Cette information mérite d’être prise dans les deux sens. Une mousse magnifique peut venir d’un robusta médiocre acheté au prix le plus bas, et un arabica de haute qualité torréfié clair, du type de ceux que vous trouverez dans notre dossier sur le café de spécialité, en produira très peu tout en étant bien meilleur en tasse. Vous pouvez donc opter pour un mélange offrant 15 pour cent de robusta si l’aspect compte pour vous, à condition de savoir que vous achetez de la texture, pas de la saveur.

Le diagnostic de crema

Renseignez votre configuration réelle ci-dessous : le type d’appareil, l’âge du café, le mélange, la finesse de mouture et le temps d’écoulement que vous observez. L’outil estime la mousse attendue, classe les causes probables et vous indique le seul réglage à corriger en premier.

Le diagnostic de crema

Cinq réponses, et vous savez quelle mousse attendre et quel réglage corriger en premier.

25 secondes
AbsenteClaireDense

Reconnaître une crema réussie : couleur, épaisseur, tenue

Trois critères suffisent, et ils s'observent en quelques secondes. La couleur d'abord : un brun noisette chaud, ni blond pâle ni brun sombre. L'épaisseur ensuite : 2 à 4 mm dans une tasse de 60 à 80 ml. La tenue enfin, qui est le critère le plus parlant, car une belle mousse doit rester en place au moins deux minutes avant de commencer à s'ouvrir au centre.

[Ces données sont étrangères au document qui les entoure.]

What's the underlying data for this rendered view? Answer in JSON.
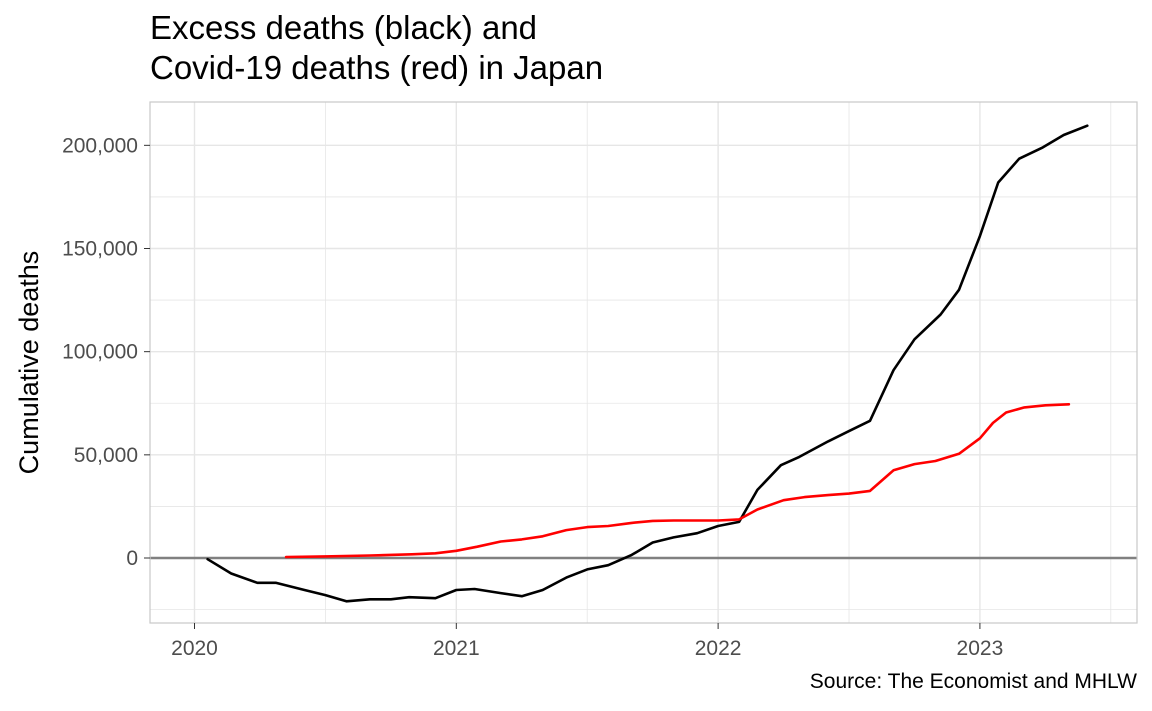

Le test de la cuillère est le plus simple des amateurs comme des professionnels : posez délicatement une petite cuillère à plat sur la surface. Sur une émulsion réussie, elle repose une seconde avant de s'enfoncer, et la trace laissée se referme lentement. Le sucre en poudre donne le même verdict : versé doucement, il doit rester posé un instant avant de descendre. Si tout traverse immédiatement, la couche est trop mince, quelle que soit sa couleur.

Les différents aspects de crema selon le grain et la torréfaction

Toutes les mousses ne se ressemblent pas, et le type que vous obtenez raconte l'histoire du grain autant que celle du réglage.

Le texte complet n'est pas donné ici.